Turkey to welcome New Year under tight security

Turkey to welcome New Year under tight security

Turkey to welcome New Year under tight security

New Year’s Eve celebrations will be held across Turkey under tight security, as the Turkish police have detained at least 75 people over suspected links to the Islamic State of Iraq and the Levant (ISIL) in the capital Ankara and Istanbul, police sources have said.

Anti-terrorism police conducted a series of dawn raids across Ankara, detaining 29 people, the source said.

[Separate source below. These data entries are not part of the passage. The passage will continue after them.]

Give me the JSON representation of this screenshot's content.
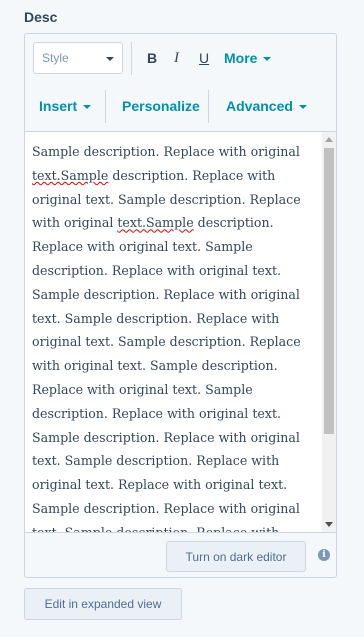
{
  "field": {
    "label": "Desc"
  },
  "toolbar": {
    "style_placeholder": "Style",
    "bold": "B",
    "italic": "I",
    "underline": "U",
    "more": "More",
    "insert": "Insert",
    "personalize": "Personalize",
    "advanced": "Advanced"
  },
  "content": {
    "text_part1": "Sample description. Replace with original ",
    "misspelled1": "text.Sample",
    "text_part2": " description. Replace with original text. Sample description. Replace with original ",
    "misspelled2": "text.Sample",
    "text_part3": " description. Replace with original text. Sample description. Replace with original text. Sample description. Replace with original text. Sample description. Replace with original text. Sample description. Replace with original text. Sample description. Replace with original text. Sample description. Replace with original text. Sample description. Replace with original text. Sample description. Replace with original text. Replace with original text. Sample description. Replace with original text. Sample description. Replace with original text."
  },
  "footer": {
    "dark_editor_button": "Turn on dark editor",
    "info_icon": "i",
    "expand_button": "Edit in expanded view"
  },
  "colors": {
    "accent": "#0091ae",
    "text": "#33475b",
    "border": "#cbd6e2",
    "background": "#f5f8fa"
  },
  "icons": {
    "style_caret": "chevron-down-icon",
    "info": "info-icon"
  }
}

The raids came after the Ankara Public Prosecutor’s Office issued arrest warrants for 46 suspects, the majority of whom were reportedly foreign nationals.

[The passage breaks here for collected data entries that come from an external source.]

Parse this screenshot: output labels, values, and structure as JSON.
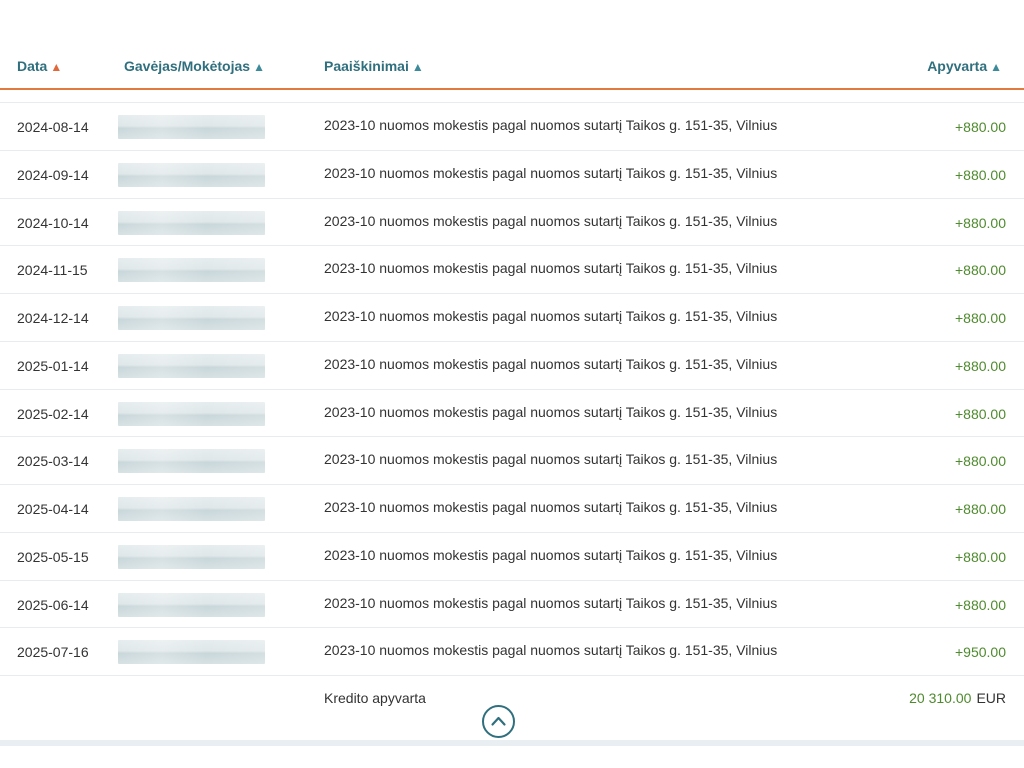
{
  "table": {
    "columns": {
      "date": "Data",
      "payee": "Gavėjas/Mokėtojas",
      "description": "Paaiškinimai",
      "amount": "Apyvarta"
    },
    "sort_arrow": "▲",
    "rows": [
      {
        "date": "2024-08-14",
        "description": "2023-10 nuomos mokestis pagal nuomos sutartį Taikos g. 151-35, Vilnius",
        "amount": "+880.00"
      },
      {
        "date": "2024-09-14",
        "description": "2023-10 nuomos mokestis pagal nuomos sutartį Taikos g. 151-35, Vilnius",
        "amount": "+880.00"
      },
      {
        "date": "2024-10-14",
        "description": "2023-10 nuomos mokestis pagal nuomos sutartį Taikos g. 151-35, Vilnius",
        "amount": "+880.00"
      },
      {
        "date": "2024-11-15",
        "description": "2023-10 nuomos mokestis pagal nuomos sutartį Taikos g. 151-35, Vilnius",
        "amount": "+880.00"
      },
      {
        "date": "2024-12-14",
        "description": "2023-10 nuomos mokestis pagal nuomos sutartį Taikos g. 151-35, Vilnius",
        "amount": "+880.00"
      },
      {
        "date": "2025-01-14",
        "description": "2023-10 nuomos mokestis pagal nuomos sutartį Taikos g. 151-35, Vilnius",
        "amount": "+880.00"
      },
      {
        "date": "2025-02-14",
        "description": "2023-10 nuomos mokestis pagal nuomos sutartį Taikos g. 151-35, Vilnius",
        "amount": "+880.00"
      },
      {
        "date": "2025-03-14",
        "description": "2023-10 nuomos mokestis pagal nuomos sutartį Taikos g. 151-35, Vilnius",
        "amount": "+880.00"
      },
      {
        "date": "2025-04-14",
        "description": "2023-10 nuomos mokestis pagal nuomos sutartį Taikos g. 151-35, Vilnius",
        "amount": "+880.00"
      },
      {
        "date": "2025-05-15",
        "description": "2023-10 nuomos mokestis pagal nuomos sutartį Taikos g. 151-35, Vilnius",
        "amount": "+880.00"
      },
      {
        "date": "2025-06-14",
        "description": "2023-10 nuomos mokestis pagal nuomos sutartį Taikos g. 151-35, Vilnius",
        "amount": "+880.00"
      },
      {
        "date": "2025-07-16",
        "description": "2023-10 nuomos mokestis pagal nuomos sutartį Taikos g. 151-35, Vilnius",
        "amount": "+950.00"
      }
    ],
    "footer": {
      "label": "Kredito apyvarta",
      "total": "20 310.00",
      "currency": "EUR"
    }
  },
  "icons": {
    "sort": "triangle-up-icon",
    "scroll_top": "chevron-up-icon"
  },
  "colors": {
    "header_text": "#2f6f7e",
    "active_sort_arrow": "#e0683a",
    "header_underline": "#e07a3f",
    "credit_amount": "#4f8a2e"
  }
}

Some of the suspects are believed to have been preparing a terror attack on New Year’s Eve celebrations, the source added.

A manhunt was underway to apprehend the other suspects in Ankara.

Separately, 46 suspects - 43 of them foreign nationals - were detained in Istanbul, a police source said.

The source said the suspects held in Istanbul were also allegedly plotting an attack during the New Year’s Eve celebrations.

A large number of organizational documents and digital tools have been seized in the operations in both cities.

More than 300 people have lost their lives in ISIL-claimed attacks in Turkey, where the terror organization has targeted civilians in suicide bombings as well as rocket and gun attacks.

Turkish security forces have been involved in a long-running campaign to thwart ISIL attacks.

Turkish authorities have recently stepped up security measures ahead of celebrations in the country.

Locals can enter Ankara’s Kızılay Square for the celebrations under tight security control on the eve of the new year, the Ankara Governor’s Office announced.

Before the celebration, the square and the boulevards around it will be closed to traffic for all vehicles and citizens will be passing through checkpoints to join the celebrations.

Residents of Ankara can enter the Tunalı Hilmi Avenue, Kızılay Square, 7th Avenue and Tunisia Street - all of which host the city’s entertainment spots - after being searched.

“Entrances to the streets and areas will be controlled so that celebrations and events are carried out in a healthy manner. By closing all the entrances from Kızılay Square on Dec. 31 evening at 20:00, a controlled entrance will be provided from all four sides and we will create a safe area where our citizens can celebrate the new year in safety,” Ankara Governor Ercan Topaca said.

He also said that a total of 9,744 security personnel, including 7,344 policemen and 2,400 gendarmes in Ankara, will take measures, adding that checkpoints will be placed on roads connecting the city’s districts.

Moreover, the Istanbul police department has prohibited heavy vehicles from being in traffic as part of the security measures.

“The entrances of heavy vehicles such as trucks, lorries and concrete mixers between 08:00 on Dec. 31 and 20:00 on Jan. 1, 2018 in Istanbul’s Sarıyer, Şişli, Beşiktaş, Beyoğlu, Fatih, Bakırköy and Kadıköy districts are forbidden,” it said in a statement.

The Iranian Embassy in Ankara on Dec. 28 warned its citizens to avoid “unnecessary” trips to Turkey and stay away from crowded places during the Christmas holidays, Tasnim News Agency has reported.

“Dear compatriots, given the state of emergency in Turkey and the warnings of security officials in the country, you are requested to avoid making unnecessary travel and attending gatherings [in Turkey],” the Iranian embassy said in a statement.

It also called on citizens to immediately contact the embassy or consulates across the country in case of emergency.

The Istanbul Governor’s Office had said 37,000 police officers and 4,000 gendarmerie officers will be on duty on New Year’s Eve in Istanbul for people to celebrate the night in a “peaceful way.”